La coparentalidad positiva es la capacidad de dos progenitores —sean pareja o no— de colaborar activamente en la crianza de sus hijos desde el respeto mutuo, la comunicación efectiva y la responsabilidad compartida. No se trata de estar de acuerdo en todo, sino de mantener una relación funcional y saludable como equipo parental, incluso cuando la relación conyugal ha terminado.
Este enfoque se basa en la idea de que los niños necesitan algo más que presencia física: necesitan coherencia emocional, estabilidad y afecto por parte de ambos cuidadores.
¿Por qué es tan importante?
Numerosos estudios en psicología infantil y familiar han demostrado que el nivel de conflicto entre los progenitores tras una separación tiene un impacto directo en el desarrollo emocional de los hijos.

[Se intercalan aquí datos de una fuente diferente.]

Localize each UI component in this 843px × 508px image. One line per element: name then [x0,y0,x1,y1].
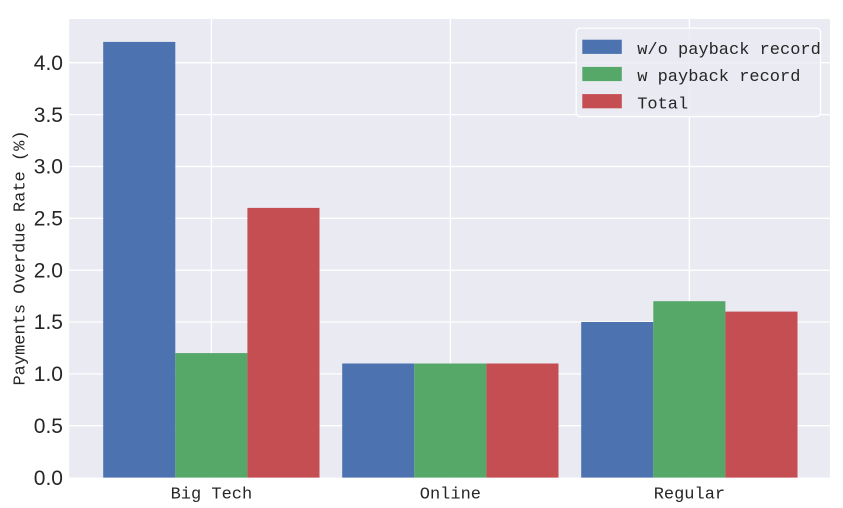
svg-text:w payback record: w payback record [637,68,800,87]
svg-text:w/o payback record: w/o payback record [637,41,821,60]
svg-text:0.5: 0.5 [34,415,63,438]
svg-text:4.0: 4.0 [34,52,63,75]
svg-text:3.0: 3.0 [34,156,63,179]
svg-text:1.5: 1.5 [34,311,63,334]
svg-text:Regular: Regular [654,485,725,504]
svg-text:Payments Overdue Rate (%): Payments Overdue Rate (%) [12,130,31,385]
svg-text:0.0: 0.0 [34,467,63,490]
svg-text:1.0: 1.0 [34,363,63,386]
svg-text:Total: Total [637,95,688,114]
svg-text:3.5: 3.5 [34,104,63,127]
svg-text:2.0: 2.0 [34,259,63,282]
svg-text:Online: Online [420,485,481,504]
svg-text:Big Tech: Big Tech [171,485,253,504]
svg-text:2.5: 2.5 [34,208,63,231]
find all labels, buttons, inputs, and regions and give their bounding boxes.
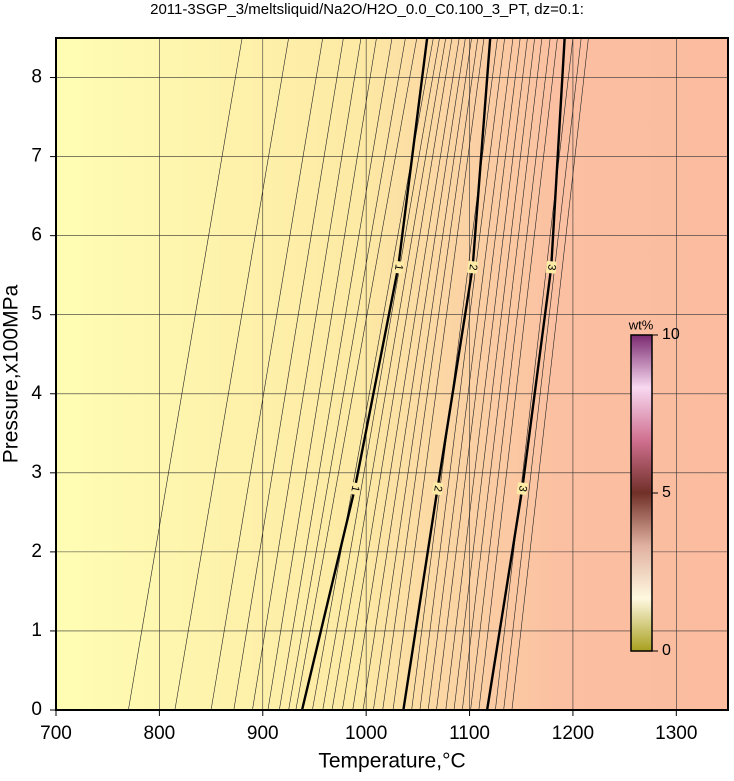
- thin-contour: [233, 37, 344, 711]
- contour-label: 1: [348, 484, 361, 493]
- thin-contour: [331, 37, 447, 711]
- contour-label-bg: [466, 260, 479, 274]
- major-contour: [485, 37, 566, 711]
- x-tick-label: 1000: [345, 723, 387, 744]
- thin-contour: [322, 37, 440, 711]
- x-tick-label: 1200: [552, 723, 594, 744]
- thin-contour: [495, 37, 574, 711]
- thin-contour: [445, 37, 528, 711]
- thin-contour: [295, 37, 418, 711]
- thin-contour: [470, 37, 551, 711]
- colorbar-tick-label: 5: [662, 484, 671, 501]
- thin-contour: [174, 37, 289, 711]
- colorbar-label: wt%: [628, 317, 654, 332]
- chart-title: 2011-3SGP_3/meltsliquid/Na2O/H2O_0.0_C0.…: [150, 1, 584, 18]
- major-contour: [402, 37, 492, 711]
- thin-contour: [478, 37, 558, 711]
- y-tick-label: 2: [31, 541, 42, 562]
- plot-background: [56, 38, 728, 710]
- major-contour: [300, 37, 429, 711]
- thin-contour: [267, 37, 377, 711]
- contour-label-bg: [392, 260, 405, 274]
- y-tick-label: 1: [31, 620, 42, 641]
- y-tick-label: 5: [31, 304, 42, 325]
- contour-label: 2: [466, 264, 479, 271]
- thin-contour: [279, 37, 393, 711]
- thin-contour: [352, 37, 460, 711]
- colorbar-tick-label: 10: [662, 326, 680, 343]
- thin-contour: [210, 37, 324, 711]
- thin-contour: [342, 37, 453, 711]
- contour-label-bg: [545, 260, 557, 274]
- x-tick-label: 1300: [655, 723, 697, 744]
- x-tick-label: 800: [144, 723, 176, 744]
- thin-contour: [462, 37, 543, 711]
- contour-label: 1: [392, 263, 405, 271]
- thin-contour: [427, 37, 514, 711]
- thin-contour: [453, 37, 535, 711]
- colorbar-tick-label: 0: [662, 642, 671, 659]
- x-tick-label: 1100: [449, 723, 490, 744]
- y-tick-label: 7: [31, 146, 42, 167]
- plot-frame: [55, 37, 729, 711]
- thin-contour: [373, 37, 472, 711]
- colorbar: [630, 334, 653, 652]
- x-tick-label: 900: [247, 723, 279, 744]
- y-tick-label: 6: [31, 225, 42, 246]
- contour-label: 2: [431, 485, 444, 493]
- x-tick-label: 700: [40, 723, 72, 744]
- thin-contour: [419, 37, 505, 711]
- contour-label-bg: [516, 481, 529, 496]
- y-tick-label: 4: [31, 383, 42, 404]
- thin-contour: [392, 37, 485, 711]
- contour-label-bg: [348, 481, 361, 496]
- contour-label: 3: [516, 485, 529, 493]
- thin-contour: [503, 37, 582, 711]
- y-tick-label: 0: [31, 699, 42, 720]
- thin-contour: [252, 37, 362, 711]
- thin-contour: [128, 37, 243, 711]
- thin-contour: [362, 37, 466, 711]
- y-axis-label: Pressure,x100MPa: [0, 284, 23, 463]
- thin-contour: [436, 37, 521, 711]
- thin-contour: [382, 37, 479, 711]
- y-tick-label: 3: [31, 462, 42, 483]
- contour-label: 3: [545, 264, 558, 271]
- thin-contour: [288, 37, 406, 711]
- x-axis-label: Temperature,°C: [318, 750, 465, 773]
- y-tick-label: 8: [31, 67, 42, 88]
- contour-label-bg: [431, 481, 444, 496]
- thin-contour: [511, 37, 589, 711]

La coparentalidad positiva:
- Reduce el estrés infantil y la ansiedad
- Favorece el apego seguro con ambos padres
- Mejora el rendimiento académico y la autoestima
- Previene problemas de conducta y dificultades relacionales
En otras palabras, no es la separación lo que daña, sino cómo se gestiona.
Características de una coparentalidad positiva
- Comunicación clara y respetuosa
- Coordinación en normas, rutinas y límites
- Apoyo mutuo en decisiones importantes
- Evitar hablar mal del otro progenitor frente a los hijos
- Priorizar el bienestar emocional de los menores
- Flexibilidad ante imprevistos y cambios de agenda
- Reconocimiento del rol del otro como figura significativa
Claves para construirla (incluso en contextos difíciles)
Separar el conflicto de pareja del rol parental
Aunque haya dolor o resentimiento, los hijos no deben ser testigos ni mediadores del conflicto.
Establecer acuerdos claros
Horarios, responsabilidades, decisiones médicas o escolares… todo debe estar definido y consensuado.
Practicar la empatía
Ponerse en el lugar del otro no significa justificar, sino comprender para colaborar mejor.
Buscar apoyo profesional si es necesario
La mediación familiar o la terapia pueden facilitar el diálogo y prevenir conflictos mayores.
Recordar que los hijos no eligen
Ellos merecen crecer en un entorno donde el amor no se convierta en campo de batalla.
Criar desde el respeto, incluso separados
La coparentalidad positiva no exige perfección, pero sí compromiso. Es una forma de demostrar que el amor por los hijos puede ser más fuerte que las diferencias entre adultos. Es elegir, cada día, ser parte de su crecimiento desde la responsabilidad, la coherencia y el afecto.
Porque al final, los hijos no necesitan padres que estén juntos. Necesitan padres que estén presentes, que se respeten y que les enseñen —con el ejemplo— que el amor también se construye desde la colaboración.